Shrink wrap heat sink

I saw this article on Gizmodo - A shrink wrap polymer that cools when a current is applied to it.

http://gizmodo.com/5036066/shrink+wrap+like-polymer-cools-when-charged-could-make-an-awesome-heatsink

Paging the laws of thermodynamics, laws of thermodynamics to the white courtesy phone please.

JDB.

ha ha JD "where the hell is the heat going then!" B!

I'm sure it still obeys the laws of thermodynamics in some form. They aren't telling us how it works in that short paragraph.. Surely they don't want to give away the mechanics of the thing until they've patented it or somehow protected their intellectual property..

http://www.engr.psu.edu/newsevents/newsdetail.aspx?NewsID=6367&NewsDate=8/8/2008#6367

http://www.sciencemag.org/cgi/content/abstract/321/5890/821

Get a university friend to pull a PDF copy for you. But it is not fun reading, nor very illuminating.

just the first sentance is enough to scare off the weak

"Applying an electrical field to a polar polymer may induce a large change in the dipolar ordering, and if the associated entropy changes are large, they can be explored in cooling applications"

hahahah

> just the first sentance is enough

That's just the Abstract, a simplified summary of the paper.

> Paging the laws of thermodynamics,...

Actually, the full-text does say "where the heat goes", in almost mundane terms. And since this is a mere refresher, not the point of the paper, I'm going to risk re-posting this snippet here:

"In an ideal refrigeration cycle, the working material must absorb entropy from the load to be cooled while it is in thermal contact with the load... The material is then isolated from the load while the temperature is increased because of an increased applied electric field... The material is then placed in thermal contact with the heat sink, and the entropy that was absorbed from the cooling load is transferred to the heat sink. The working material is then isolated from the heat sink and its temperature is reduced back to the temperature of the cooling load as the field is reduced and the process is repeated."

That's a plain old refrigerator or air-conditioner. You absorb heat (entropy) from beer, squeeze it to a higher temperature, reject heat out the back of the refrigerator, drop the temperature, and repeat. Replace freon PSI changes with V/M electric field changes.

How they move the heat from the beer to the air, contact-isolation-contact, is not discussed, left as a mere detail for the implementation team.

However: "the heat of F-P transition is 20.9 kJ/kg." Now, a J (Joule) is a small pip of heat, 0.000,000,28 KiloWatt-Hours or very near a Watt-Second, while a kg is 2 pounds plus. So 2 pounds of this stuff can soak-up 20 Watts for 1 second... and then what?

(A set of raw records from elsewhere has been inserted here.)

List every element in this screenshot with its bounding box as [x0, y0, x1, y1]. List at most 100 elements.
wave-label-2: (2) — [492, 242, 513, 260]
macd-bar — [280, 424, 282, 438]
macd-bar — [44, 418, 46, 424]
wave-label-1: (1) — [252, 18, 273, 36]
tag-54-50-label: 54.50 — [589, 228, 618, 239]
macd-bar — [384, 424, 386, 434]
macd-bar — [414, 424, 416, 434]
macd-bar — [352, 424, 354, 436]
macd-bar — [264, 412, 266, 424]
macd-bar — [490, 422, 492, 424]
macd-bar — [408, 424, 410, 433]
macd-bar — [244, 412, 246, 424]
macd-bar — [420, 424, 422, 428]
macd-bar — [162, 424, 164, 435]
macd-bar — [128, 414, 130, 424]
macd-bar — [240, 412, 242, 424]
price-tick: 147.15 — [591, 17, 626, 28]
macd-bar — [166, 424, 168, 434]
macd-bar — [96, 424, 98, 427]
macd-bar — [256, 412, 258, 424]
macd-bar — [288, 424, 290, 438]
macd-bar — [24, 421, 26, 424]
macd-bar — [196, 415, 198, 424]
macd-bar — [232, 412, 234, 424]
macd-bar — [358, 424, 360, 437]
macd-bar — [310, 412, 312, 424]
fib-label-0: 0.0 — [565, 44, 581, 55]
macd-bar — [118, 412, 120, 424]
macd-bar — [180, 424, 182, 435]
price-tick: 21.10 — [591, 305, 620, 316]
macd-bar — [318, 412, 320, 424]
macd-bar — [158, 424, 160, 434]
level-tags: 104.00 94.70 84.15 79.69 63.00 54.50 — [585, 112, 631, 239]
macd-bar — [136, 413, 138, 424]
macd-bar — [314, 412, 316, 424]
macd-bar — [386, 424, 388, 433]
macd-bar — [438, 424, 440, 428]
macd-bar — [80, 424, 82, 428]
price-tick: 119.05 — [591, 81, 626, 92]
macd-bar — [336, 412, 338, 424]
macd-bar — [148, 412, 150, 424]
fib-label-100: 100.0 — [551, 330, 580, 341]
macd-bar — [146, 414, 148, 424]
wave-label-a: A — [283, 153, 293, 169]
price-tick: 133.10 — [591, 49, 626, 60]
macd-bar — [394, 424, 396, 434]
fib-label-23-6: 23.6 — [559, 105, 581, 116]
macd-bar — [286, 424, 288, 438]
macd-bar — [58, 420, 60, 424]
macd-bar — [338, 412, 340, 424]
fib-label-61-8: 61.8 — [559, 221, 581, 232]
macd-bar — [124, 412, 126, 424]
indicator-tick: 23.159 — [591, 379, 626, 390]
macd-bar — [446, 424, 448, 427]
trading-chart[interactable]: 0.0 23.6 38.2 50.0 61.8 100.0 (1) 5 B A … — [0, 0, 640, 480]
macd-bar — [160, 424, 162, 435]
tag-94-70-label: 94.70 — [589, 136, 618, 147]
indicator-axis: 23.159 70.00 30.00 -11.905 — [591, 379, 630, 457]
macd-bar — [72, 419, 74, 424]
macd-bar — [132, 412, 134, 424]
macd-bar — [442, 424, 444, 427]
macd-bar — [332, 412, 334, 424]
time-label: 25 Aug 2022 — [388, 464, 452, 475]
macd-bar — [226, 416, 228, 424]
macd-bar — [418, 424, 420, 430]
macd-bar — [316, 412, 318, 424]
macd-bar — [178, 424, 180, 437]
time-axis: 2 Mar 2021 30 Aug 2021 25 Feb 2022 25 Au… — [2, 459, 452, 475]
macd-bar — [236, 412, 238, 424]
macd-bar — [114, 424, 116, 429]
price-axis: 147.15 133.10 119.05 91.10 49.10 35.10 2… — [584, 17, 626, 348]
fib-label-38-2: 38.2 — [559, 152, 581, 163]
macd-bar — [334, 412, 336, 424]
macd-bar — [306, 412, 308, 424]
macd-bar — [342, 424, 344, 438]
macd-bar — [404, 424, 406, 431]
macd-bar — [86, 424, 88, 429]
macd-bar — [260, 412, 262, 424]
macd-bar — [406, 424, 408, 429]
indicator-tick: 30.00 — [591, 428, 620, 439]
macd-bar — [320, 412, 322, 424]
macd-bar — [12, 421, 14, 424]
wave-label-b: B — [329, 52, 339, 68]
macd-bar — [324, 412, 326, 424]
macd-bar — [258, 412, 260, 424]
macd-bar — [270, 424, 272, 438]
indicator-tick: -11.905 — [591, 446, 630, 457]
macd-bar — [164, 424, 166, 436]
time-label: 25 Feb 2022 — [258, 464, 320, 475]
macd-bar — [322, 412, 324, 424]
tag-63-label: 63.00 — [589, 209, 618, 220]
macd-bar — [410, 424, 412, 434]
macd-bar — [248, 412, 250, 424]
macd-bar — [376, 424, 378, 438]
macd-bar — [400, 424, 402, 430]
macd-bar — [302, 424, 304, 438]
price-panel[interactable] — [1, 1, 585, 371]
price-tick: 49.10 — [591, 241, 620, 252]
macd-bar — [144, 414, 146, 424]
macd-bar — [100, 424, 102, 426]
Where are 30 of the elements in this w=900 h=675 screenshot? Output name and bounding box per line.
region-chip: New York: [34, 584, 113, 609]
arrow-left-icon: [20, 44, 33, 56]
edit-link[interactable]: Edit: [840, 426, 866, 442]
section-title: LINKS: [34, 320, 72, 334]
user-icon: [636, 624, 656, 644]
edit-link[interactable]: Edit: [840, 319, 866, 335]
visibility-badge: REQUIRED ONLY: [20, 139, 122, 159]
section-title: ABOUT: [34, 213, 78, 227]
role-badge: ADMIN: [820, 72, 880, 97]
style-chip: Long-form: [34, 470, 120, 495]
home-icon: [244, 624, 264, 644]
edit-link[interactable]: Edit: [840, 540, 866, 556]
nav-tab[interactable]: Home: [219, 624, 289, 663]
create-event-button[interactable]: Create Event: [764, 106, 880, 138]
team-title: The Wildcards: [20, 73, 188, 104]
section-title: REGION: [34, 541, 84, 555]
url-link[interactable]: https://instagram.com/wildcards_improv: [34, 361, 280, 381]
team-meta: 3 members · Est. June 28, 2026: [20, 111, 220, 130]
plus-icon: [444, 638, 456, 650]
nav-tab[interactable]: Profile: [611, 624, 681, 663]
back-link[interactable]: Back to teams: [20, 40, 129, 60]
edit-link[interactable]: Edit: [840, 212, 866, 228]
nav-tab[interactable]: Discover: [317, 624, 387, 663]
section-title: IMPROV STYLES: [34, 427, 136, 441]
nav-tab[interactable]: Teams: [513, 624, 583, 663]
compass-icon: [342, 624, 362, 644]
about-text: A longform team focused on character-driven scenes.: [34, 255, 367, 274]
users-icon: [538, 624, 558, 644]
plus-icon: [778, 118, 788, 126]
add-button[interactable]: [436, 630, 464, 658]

Can we contact-isolation-contact and repeat faster than every second? (This is similar to asking how often a freon machine moves freon from beer to air and repeat.) If there is a KHz implementation, this thing is a real heat-mover. If there is a little rat-wheel carrying slabs of "P(VDF-TrFE) 68/32 mol% copolymers" from a hot CPU to a heatsink, it seems pretty pointless. I think it is a glimpse of a possible future technique, not something DellWay will be using next year.